Durante la Segunda República, incluida la Guerra Civil Española, desarrolló un importante papel institucional y político. Don José D. Prat perteneció a la corriente más moderada del PSOE. En el año 1933 fue elegido Diputado en Cortes por la provincia de Albacete, puesto para el que sería reelegido en las elecciones de 1936. Durante los años de la Guerra Civil ocuparía cargos en la Administración del Estado, así como en las Cortes.

Durante su largo exilio en Colombia, trabajó en la Secretaría del PSOE (en el exilio) encargada de los refugiados, e intentó conciliar las posturas de Prieto y Negrín. En Colombia, desde 1939 a 1976, impartió clases de Historia y Literatura en la Universidad de Bogotá. Fundó la Casa de España en Colombia y colaboró activamente en la prensa de la capital.

El Excelentisimo señor Don José D. Prat Garcia. SENADOR.

El Excelentísimo señor Don José D. Prat García. SENADOR.

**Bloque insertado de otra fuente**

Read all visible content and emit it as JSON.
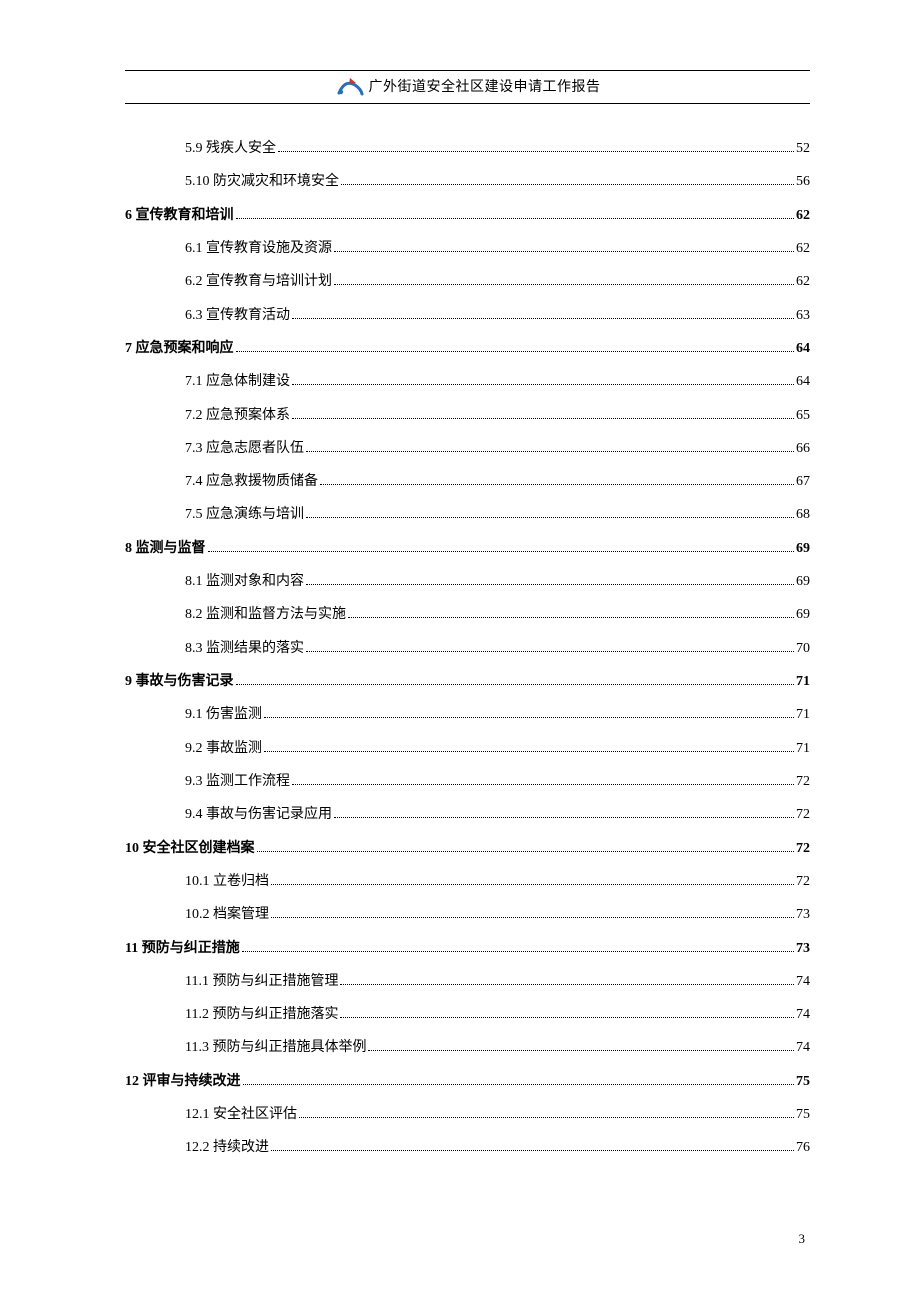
{
  "header": {
    "title": "广外街道安全社区建设申请工作报告",
    "logo_colors": {
      "blue": "#2a6fb5",
      "red": "#c43a2e"
    }
  },
  "toc": [
    {
      "level": 2,
      "label": "5.9 残疾人安全",
      "page": "52"
    },
    {
      "level": 2,
      "label": "5.10 防灾减灾和环境安全",
      "page": "56"
    },
    {
      "level": 1,
      "label": "6 宣传教育和培训",
      "page": "62"
    },
    {
      "level": 2,
      "label": "6.1 宣传教育设施及资源",
      "page": "62"
    },
    {
      "level": 2,
      "label": "6.2 宣传教育与培训计划",
      "page": "62"
    },
    {
      "level": 2,
      "label": "6.3 宣传教育活动",
      "page": "63"
    },
    {
      "level": 1,
      "label": "7 应急预案和响应",
      "page": "64"
    },
    {
      "level": 2,
      "label": "7.1 应急体制建设",
      "page": "64"
    },
    {
      "level": 2,
      "label": "7.2 应急预案体系",
      "page": "65"
    },
    {
      "level": 2,
      "label": "7.3 应急志愿者队伍",
      "page": "66"
    },
    {
      "level": 2,
      "label": "7.4 应急救援物质储备",
      "page": "67"
    },
    {
      "level": 2,
      "label": "7.5 应急演练与培训",
      "page": "68"
    },
    {
      "level": 1,
      "label": "8 监测与监督",
      "page": "69"
    },
    {
      "level": 2,
      "label": "8.1 监测对象和内容",
      "page": "69"
    },
    {
      "level": 2,
      "label": "8.2 监测和监督方法与实施",
      "page": "69"
    },
    {
      "level": 2,
      "label": "8.3 监测结果的落实",
      "page": "70"
    },
    {
      "level": 1,
      "label": "9 事故与伤害记录",
      "page": "71"
    },
    {
      "level": 2,
      "label": "9.1 伤害监测",
      "page": "71"
    },
    {
      "level": 2,
      "label": "9.2 事故监测",
      "page": "71"
    },
    {
      "level": 2,
      "label": "9.3 监测工作流程",
      "page": "72"
    },
    {
      "level": 2,
      "label": "9.4 事故与伤害记录应用",
      "page": "72"
    },
    {
      "level": 1,
      "label": "10 安全社区创建档案",
      "page": "72"
    },
    {
      "level": 2,
      "label": "10.1 立卷归档",
      "page": "72"
    },
    {
      "level": 2,
      "label": "10.2 档案管理",
      "page": "73"
    },
    {
      "level": 1,
      "label": "11 预防与纠正措施",
      "page": "73"
    },
    {
      "level": 2,
      "label": "11.1 预防与纠正措施管理",
      "page": "74"
    },
    {
      "level": 2,
      "label": "11.2 预防与纠正措施落实",
      "page": "74"
    },
    {
      "level": 2,
      "label": "11.3 预防与纠正措施具体举例",
      "page": "74"
    },
    {
      "level": 1,
      "label": "12 评审与持续改进",
      "page": "75"
    },
    {
      "level": 2,
      "label": "12.1 安全社区评估",
      "page": "75"
    },
    {
      "level": 2,
      "label": "12.2 持续改进",
      "page": "76"
    }
  ],
  "footer": {
    "page_number": "3"
  }
}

Volvió a España en el año 1976, retomando la actividad política como Presidente del Sector Histórico del Partido Socialista Obrero Español y de la Federación Socialista Madrileña. Fue Senador durante tres legislaturas: 1979-1982, 1982-1986 y 1986-1989.

En estos años fue Presidente del Ateneo de Madrid. Fue muy reconocido durante la Transición Española a la Democracia, así como en el Senado durante la década de los ochenta. Se le  concedieron importantes condecoraciones. Murió en el año 1994.

Sus “Memorias” se publicaron póstumamente, en dos volúmenes (1994 y 1995).